Corporate Social Responsibility (CSR) Committee
In terms of provisions of the Companies Act, 2013, the Company has constituted Corporate Social Responsibility (CSR) Committee. The Committee presently comprises of three members viz. Shri Padmanabh Vora as Chairman and Shri Gautam Doshi and Shri Ravindra Sudhalkar as Members.
Ms. Parul Jain, Company Secretary & Compliance Officer acts as the Secretary to Corporate Social Responsibility Committee.
The terms of reference of the Corporate Social Responsibility Committee, includes, inter-alia, the following:
The Committee shall assist the Board in discharging its social responsibilities by way of formulating and monitoring implementation of the framework of ‘Corporate Social Responsibility Policy and the Scope and Functions of the Committee shall be in compliance with the provisions of Section 135 of the Companies Act, 2013, read with the Companies (Corporate Social Responsibility Policy) Rules, 2014, the Securities and Exchange Board of India (Listing Obligations And Disclosure Requirements) Regulations, 2015 and as applicable from time to time.
Risk Management Committee
In terms of the provisions of para 3 of the Housing Finance Companies – Corporate Governance (National Housing Bank) Directions, 2016, our Company has re-constituted Risk Management Committee on September 8, 2017. The Committee presently comprises of five members viz. Ms. Deena Mehta as Chairperson, Shri Padmanabh Vora, Shri Gautam Doshi, Shri Amit Bapna and Shri Ravindra Sudhalkar as Members.
The Committee is authorized to discharge its responsibilities under the provisions of the Companies Act, 2013 and Listing Agreement executed with the Stock Exchanges as follows:
- Oversee and approve the risk management, internal compliance and control policies and procedures of the Company.

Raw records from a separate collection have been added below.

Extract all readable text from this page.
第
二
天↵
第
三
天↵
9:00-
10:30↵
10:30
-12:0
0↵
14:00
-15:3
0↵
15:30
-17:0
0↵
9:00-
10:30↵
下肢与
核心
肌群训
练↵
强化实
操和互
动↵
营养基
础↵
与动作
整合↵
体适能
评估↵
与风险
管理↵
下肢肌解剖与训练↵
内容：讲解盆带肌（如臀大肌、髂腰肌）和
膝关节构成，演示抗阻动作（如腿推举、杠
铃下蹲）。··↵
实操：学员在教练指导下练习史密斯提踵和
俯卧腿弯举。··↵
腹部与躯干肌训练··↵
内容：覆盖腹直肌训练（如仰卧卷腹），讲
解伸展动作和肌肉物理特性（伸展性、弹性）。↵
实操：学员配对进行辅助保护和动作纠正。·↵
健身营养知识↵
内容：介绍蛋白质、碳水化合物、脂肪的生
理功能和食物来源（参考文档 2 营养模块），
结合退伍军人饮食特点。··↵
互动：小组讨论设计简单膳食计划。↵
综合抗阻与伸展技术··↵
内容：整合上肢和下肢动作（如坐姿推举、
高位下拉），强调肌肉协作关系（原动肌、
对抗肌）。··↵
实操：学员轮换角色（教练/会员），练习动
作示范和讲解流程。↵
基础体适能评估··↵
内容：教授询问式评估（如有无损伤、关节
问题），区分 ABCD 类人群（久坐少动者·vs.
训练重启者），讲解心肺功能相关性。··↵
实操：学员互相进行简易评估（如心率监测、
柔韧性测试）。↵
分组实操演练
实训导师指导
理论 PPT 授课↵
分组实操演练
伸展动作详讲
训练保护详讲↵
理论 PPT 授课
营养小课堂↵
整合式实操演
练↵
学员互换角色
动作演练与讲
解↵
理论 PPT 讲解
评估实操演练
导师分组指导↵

- Oversee the design and implementation of the risk management and internal control systems (including reporting and internal audit systems), in conjunction with existing business processes and systems, to manage the Company's material business risks.
- Set reporting guidelines for management.
- Establish policies for the monitoring and evaluation of risk management systems to assess the effectiveness of those systems in minimizing risks that may impact adversely on the business objectives of the Company.
- Oversight of internal systems to evaluate compliance with corporate policies.
- Provide guidance to the Board on making the Company's risk management policies.
Periodicity of the meeting is quarterly.
Asset Liability Management Committee
Asset Liability Management Committee (ALCO) consisting of senior management executives, monitors liquidity and interest rate risks of the Company. The functioning of ALCO is reviewed by the Risk Management Committee which meets on quarterly basis and reports to the Board of Directors.
Periodicity of the meeting is quarterly.